Thursday, 7 August 2008

"To bomb or not to bomb. That is the question"


This is a survey form used amongst engineers and others working on the first atomic bomb. They were to complete it against a situation that was well detailed. 
"This is the straightforward poll of Compton and Daniels which asked 250 scientists at the Chicago Metallurgical Laboratory arm of the Manhattan Project in pre-Trinity July, 1945. (Originally published as “A Poll of Scientists at Chicago, July 1945,” in the Bulletin of the Atomic Scientists, February 1948, 44, p63. and again published in Compton’s Atomic Quest in 1956.) You can take this test anonymously. Please try and keep in mind the time and place of the events unfolding: the Japanese resistance to the unconditional surrender ultimatum developing at Potsdam; the resistance to massive air raids; the tenacious fighting in the islands at the outreaches of the Empire; the thousands of American POWs; the circulating estimates of the coming Japanese invasion casualties (hundreds of thousands of Americans, far more so Japanese), and so on. 

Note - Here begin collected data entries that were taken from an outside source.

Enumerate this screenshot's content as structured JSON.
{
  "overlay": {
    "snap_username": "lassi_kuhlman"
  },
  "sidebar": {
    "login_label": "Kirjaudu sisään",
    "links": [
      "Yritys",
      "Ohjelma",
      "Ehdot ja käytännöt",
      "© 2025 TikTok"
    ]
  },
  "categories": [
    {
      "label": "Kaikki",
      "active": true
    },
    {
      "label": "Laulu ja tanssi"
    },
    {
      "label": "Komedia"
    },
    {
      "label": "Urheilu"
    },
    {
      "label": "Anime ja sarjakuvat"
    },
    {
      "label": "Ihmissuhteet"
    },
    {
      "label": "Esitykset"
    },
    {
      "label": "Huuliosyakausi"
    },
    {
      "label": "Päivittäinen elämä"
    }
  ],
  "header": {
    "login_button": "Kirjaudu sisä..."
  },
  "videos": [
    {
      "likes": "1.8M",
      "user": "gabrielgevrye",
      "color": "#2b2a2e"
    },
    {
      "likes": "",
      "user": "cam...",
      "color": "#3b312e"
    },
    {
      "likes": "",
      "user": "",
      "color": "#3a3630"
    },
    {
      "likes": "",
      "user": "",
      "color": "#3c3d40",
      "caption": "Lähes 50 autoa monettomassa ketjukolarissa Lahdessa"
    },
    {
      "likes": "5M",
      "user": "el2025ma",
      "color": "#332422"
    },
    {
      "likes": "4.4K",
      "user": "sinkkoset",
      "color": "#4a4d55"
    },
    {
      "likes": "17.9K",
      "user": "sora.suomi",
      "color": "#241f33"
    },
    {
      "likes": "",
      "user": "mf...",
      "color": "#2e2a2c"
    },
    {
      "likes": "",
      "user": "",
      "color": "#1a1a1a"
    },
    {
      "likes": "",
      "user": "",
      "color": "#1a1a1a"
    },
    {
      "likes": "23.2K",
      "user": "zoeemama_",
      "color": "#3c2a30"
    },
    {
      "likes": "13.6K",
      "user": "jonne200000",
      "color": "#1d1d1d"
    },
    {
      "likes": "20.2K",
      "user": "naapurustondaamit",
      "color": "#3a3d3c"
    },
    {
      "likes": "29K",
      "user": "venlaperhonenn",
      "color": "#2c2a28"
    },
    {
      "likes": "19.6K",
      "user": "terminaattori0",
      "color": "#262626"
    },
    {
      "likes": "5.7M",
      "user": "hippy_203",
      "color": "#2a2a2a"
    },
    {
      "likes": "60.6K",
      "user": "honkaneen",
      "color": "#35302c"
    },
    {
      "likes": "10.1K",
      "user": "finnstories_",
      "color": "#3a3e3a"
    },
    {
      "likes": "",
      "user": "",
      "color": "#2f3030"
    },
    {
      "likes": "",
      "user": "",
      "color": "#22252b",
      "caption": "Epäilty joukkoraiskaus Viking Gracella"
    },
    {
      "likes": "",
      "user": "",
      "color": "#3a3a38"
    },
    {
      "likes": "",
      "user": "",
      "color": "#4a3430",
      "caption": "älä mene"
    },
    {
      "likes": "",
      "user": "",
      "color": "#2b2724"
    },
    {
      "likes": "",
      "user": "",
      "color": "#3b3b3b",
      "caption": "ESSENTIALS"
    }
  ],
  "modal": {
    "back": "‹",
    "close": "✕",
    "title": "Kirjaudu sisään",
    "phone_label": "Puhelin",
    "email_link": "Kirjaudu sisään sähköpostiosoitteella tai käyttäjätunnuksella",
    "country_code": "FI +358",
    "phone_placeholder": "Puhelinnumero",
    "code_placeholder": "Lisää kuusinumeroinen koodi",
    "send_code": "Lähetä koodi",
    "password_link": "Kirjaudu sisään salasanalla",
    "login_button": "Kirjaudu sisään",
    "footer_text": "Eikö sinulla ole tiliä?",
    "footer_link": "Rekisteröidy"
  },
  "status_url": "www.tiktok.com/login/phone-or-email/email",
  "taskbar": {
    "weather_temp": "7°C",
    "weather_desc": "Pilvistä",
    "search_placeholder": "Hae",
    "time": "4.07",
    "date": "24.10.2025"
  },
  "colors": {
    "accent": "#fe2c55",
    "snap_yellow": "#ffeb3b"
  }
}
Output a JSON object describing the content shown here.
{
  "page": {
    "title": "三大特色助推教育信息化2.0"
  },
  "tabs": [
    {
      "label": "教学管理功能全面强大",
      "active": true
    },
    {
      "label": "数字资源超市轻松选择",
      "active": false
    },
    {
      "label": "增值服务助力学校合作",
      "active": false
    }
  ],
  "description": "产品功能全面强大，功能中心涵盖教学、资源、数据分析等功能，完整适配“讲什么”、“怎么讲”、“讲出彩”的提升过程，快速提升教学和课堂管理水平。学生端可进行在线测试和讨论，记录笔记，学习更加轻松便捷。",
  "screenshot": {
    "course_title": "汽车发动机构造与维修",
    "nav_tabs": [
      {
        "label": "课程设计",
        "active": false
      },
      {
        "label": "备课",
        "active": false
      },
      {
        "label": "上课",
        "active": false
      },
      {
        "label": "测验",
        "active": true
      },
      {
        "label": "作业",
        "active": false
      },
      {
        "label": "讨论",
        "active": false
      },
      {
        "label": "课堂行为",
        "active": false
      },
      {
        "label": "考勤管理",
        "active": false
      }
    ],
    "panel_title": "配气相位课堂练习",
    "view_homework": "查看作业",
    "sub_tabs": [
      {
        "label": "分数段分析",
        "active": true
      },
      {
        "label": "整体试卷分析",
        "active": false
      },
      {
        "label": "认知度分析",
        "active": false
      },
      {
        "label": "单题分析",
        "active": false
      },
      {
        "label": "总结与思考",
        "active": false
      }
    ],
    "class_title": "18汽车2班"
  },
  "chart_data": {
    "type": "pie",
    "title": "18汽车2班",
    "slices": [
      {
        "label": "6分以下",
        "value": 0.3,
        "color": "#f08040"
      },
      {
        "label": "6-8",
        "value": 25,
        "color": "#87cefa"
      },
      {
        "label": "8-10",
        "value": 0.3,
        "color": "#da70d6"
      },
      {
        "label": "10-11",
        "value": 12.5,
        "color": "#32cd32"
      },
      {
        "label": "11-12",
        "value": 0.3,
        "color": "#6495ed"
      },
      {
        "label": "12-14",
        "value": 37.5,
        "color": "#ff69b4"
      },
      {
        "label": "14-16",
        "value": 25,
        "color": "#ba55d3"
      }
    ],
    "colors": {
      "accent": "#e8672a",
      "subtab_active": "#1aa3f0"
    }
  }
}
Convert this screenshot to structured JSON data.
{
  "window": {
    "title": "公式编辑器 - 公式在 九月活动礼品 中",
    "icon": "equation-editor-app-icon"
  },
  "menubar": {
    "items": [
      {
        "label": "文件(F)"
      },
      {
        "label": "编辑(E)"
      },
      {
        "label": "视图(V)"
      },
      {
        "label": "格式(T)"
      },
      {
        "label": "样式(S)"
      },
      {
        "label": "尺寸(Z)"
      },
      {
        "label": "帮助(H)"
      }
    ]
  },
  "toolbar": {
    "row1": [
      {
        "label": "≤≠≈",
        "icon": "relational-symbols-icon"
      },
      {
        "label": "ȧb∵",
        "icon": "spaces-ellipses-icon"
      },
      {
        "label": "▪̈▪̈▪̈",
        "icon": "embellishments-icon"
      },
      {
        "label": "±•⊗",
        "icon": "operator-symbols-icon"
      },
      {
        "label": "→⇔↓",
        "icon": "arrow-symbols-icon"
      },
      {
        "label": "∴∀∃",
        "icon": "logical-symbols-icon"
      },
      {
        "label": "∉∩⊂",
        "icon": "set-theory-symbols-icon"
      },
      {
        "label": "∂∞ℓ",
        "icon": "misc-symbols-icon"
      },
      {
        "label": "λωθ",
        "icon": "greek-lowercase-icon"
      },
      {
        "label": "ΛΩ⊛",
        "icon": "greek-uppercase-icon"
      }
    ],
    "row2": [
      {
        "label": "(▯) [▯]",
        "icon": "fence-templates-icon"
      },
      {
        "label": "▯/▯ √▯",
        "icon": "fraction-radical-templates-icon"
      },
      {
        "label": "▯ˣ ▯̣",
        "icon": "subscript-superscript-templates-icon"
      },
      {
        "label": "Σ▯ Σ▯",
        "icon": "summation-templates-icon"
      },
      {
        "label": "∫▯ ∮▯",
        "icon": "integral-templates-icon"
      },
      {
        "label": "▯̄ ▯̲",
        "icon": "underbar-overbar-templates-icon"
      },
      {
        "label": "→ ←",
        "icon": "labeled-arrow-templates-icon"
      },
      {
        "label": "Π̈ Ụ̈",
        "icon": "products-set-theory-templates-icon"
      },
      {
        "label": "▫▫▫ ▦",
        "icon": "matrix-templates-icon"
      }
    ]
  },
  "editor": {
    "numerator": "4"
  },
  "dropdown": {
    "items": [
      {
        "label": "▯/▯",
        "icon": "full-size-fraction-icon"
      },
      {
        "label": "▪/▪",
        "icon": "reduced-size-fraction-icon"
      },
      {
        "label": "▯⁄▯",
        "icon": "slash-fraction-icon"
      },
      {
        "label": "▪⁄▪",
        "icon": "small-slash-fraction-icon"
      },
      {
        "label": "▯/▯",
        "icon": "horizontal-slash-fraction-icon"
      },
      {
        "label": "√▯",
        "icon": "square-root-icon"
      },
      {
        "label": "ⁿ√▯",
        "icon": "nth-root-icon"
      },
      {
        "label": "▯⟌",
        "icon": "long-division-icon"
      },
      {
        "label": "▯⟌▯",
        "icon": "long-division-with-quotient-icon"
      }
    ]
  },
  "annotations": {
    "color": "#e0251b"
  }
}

An earlier survey gave the results:
that the weapon be used against Japan at the earliest opportunity, that it be used without warning, and that it be used on a dual target, namely, a military installation or war plant surrounded by or adjacent to homes or other buildings most susceptible to damage.
So, whilst we here and now can only indulge in Monday morning Quarter-backing, it seems that there were proper attempts to validate the use of such a monstrous weapon. What we cannot know of course is how many of those who voted for to wipe a large city off the physical map of the world had any real and practical idea of just what the weapon would do. Of course, the old colonial thinking of "it's not really a big place and it is a long long way away" was still current. 
As an impressionable kid, I can remember that the Japanese were depicted as sub-human slaughterers with whom we had no common values. Far worse than the propaganda image of the Germans and their concentration camps.
I doubt that any survey today would come up with such findings. I would hope so.
I have been to both cities. The destruction that remains - more so in Nagasaki - is extensive but seems no worse than the then current photographs of German cities that had been destroyed in carpet bombing. Dresden and Hamburg casualty lists matched as well. Dresden in just two days "Estimates of civilian casualties vary greatly, but recent publications place the figure between 24,000 and 40,000 killed". Hamburg had a similar death toll but over the duration of about a month. 
Deaths at Hiro were about 78,000 killed and at Nagasaki about 45,000 died. The butcher's bill for the Somme in WWI was about 20,000 for the first day alone.